As the officers were in the hallway to clear the final room, Stewart unexpectedly started firing from a concealed position, striking Ogden police officer Shawn Grogan in the jaw, Smith said. Grogan sought cover in a nearby bathroom, where he was "trapped." Officer Derek Draper attempted to help but was caught in the hallway.

Smith said that's when Francom came in and provided cover by "engaging in gunfire" for Draper to get Grogan out of the house. Francom's actions, Smith said, saved the lives of his fellow officers.

Francom was shot seven times. Smith dispelled rumors Friday that Francom and others were hit by friendly fire.

"Ballistics have been done," he said. "Every bullet that struck an officer was fired from Mr. Stewart's gun."

As officers attempted to get Francom out of the house, Stewart continued firing.

"The reason six officers were injured is because they went to the aid of agent Francom," Smith said.

The county attorney also said he's heard "a lot of noise" that Stewart didn't know know they were police officers.
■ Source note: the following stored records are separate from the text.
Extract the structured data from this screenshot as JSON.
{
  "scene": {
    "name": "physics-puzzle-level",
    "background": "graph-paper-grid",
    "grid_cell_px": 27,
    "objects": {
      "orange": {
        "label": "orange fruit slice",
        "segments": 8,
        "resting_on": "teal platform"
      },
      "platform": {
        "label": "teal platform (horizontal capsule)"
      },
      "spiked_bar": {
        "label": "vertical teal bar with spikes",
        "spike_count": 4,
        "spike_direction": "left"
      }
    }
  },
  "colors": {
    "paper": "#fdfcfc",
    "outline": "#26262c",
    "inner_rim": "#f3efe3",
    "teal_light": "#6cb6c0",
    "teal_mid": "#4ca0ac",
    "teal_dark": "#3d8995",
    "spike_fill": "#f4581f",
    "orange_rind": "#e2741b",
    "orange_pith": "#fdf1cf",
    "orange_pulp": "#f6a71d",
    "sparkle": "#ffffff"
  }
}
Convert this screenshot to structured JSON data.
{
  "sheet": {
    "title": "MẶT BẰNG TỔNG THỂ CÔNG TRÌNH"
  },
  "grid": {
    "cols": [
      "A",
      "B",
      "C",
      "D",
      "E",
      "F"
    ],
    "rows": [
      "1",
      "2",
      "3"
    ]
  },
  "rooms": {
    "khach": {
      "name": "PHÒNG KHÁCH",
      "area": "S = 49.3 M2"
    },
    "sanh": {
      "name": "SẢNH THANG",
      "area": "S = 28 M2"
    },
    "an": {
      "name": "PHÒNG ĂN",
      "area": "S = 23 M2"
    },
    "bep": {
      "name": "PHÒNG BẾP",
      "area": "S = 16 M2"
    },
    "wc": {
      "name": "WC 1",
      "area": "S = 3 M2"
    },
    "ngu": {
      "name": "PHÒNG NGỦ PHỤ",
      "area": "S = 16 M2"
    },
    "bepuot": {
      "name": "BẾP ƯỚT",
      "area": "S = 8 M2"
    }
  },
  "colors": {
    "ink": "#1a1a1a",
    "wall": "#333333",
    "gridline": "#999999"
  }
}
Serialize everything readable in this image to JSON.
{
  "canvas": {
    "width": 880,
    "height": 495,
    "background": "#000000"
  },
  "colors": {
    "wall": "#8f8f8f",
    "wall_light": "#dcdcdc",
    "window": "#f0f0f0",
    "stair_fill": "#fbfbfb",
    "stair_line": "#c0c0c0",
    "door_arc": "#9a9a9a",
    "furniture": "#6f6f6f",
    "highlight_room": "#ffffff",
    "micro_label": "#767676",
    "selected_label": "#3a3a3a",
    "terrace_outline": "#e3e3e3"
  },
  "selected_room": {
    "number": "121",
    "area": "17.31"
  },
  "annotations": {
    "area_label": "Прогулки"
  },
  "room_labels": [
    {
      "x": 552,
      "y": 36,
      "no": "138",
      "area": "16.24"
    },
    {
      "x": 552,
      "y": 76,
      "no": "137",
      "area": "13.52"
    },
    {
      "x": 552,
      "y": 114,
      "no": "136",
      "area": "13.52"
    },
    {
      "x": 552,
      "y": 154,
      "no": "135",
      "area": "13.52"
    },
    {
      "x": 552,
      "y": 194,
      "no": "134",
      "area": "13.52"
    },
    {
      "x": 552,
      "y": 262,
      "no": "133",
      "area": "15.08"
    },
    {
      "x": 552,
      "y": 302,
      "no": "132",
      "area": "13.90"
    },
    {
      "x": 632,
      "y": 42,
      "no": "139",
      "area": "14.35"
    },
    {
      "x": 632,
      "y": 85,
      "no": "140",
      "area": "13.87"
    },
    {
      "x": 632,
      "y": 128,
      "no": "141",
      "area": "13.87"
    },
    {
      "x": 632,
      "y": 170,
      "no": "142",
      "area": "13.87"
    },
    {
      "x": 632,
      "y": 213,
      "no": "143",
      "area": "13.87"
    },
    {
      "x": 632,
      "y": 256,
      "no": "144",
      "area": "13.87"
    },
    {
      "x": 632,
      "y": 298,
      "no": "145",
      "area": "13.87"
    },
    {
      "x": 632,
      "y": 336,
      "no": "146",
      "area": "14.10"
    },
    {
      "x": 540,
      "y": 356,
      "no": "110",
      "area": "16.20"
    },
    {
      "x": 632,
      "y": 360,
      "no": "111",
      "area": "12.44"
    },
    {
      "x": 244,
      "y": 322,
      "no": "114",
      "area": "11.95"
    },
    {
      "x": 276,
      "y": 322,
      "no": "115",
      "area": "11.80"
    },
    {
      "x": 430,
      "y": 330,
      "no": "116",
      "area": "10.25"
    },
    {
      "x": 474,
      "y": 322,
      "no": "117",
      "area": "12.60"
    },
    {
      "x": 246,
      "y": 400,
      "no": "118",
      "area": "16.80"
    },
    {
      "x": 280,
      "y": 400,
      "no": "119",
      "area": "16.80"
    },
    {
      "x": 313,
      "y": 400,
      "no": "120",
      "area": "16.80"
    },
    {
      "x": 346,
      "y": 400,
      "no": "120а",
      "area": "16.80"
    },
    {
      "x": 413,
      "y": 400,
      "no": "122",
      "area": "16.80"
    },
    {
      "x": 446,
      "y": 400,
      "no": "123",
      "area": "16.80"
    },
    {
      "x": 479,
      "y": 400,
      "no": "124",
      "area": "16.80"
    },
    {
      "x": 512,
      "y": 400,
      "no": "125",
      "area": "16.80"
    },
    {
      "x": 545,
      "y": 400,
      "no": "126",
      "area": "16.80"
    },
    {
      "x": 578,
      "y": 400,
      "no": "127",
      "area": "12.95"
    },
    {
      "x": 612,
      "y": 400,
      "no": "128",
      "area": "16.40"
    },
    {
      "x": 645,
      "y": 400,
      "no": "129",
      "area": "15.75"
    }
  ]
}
He said such claims don't hold any water.

Instead of Mathew Stewart saying, 'Thank goodness the police are here to assist me,' he immediately put a bullet in officer Rounkle's head.

–Dee Smith, Weber County attorney

"The onus is very clear that he knew who he was shooting at," he said.

Ogden police officer Michael Rounkles, for example, arrived at the home as backup in a full Ogden police uniform.

"Instead of Mathew Stewart saying, 'Thank goodness the police are here to assist me, he immediately put a bullet in officer Rounkle's head," Smith said. "These officers' actions were heroic and they followed the law every step of the way."

Weber County Sheriff Terry Thompson concurred that Stewart had been treated "in a humane and professional way with trust and integrity" ever since he was taken to the hospital following the shootout.

As with all inmates, Thompson said someone checked up on Stewart at least once an hour, 24 hours a day, in his cell. He also noted that since February of 2012, Stewart had rejected all offers from mental health professionals for assistance or counseling.

Thompson said he believes suicide is a "community problem that affects all of us" and "deserves increased attention."

Smith and Thompson refused to answer any questions from the media during the press conference.

Stewart trial had been scheduled for April of 2014.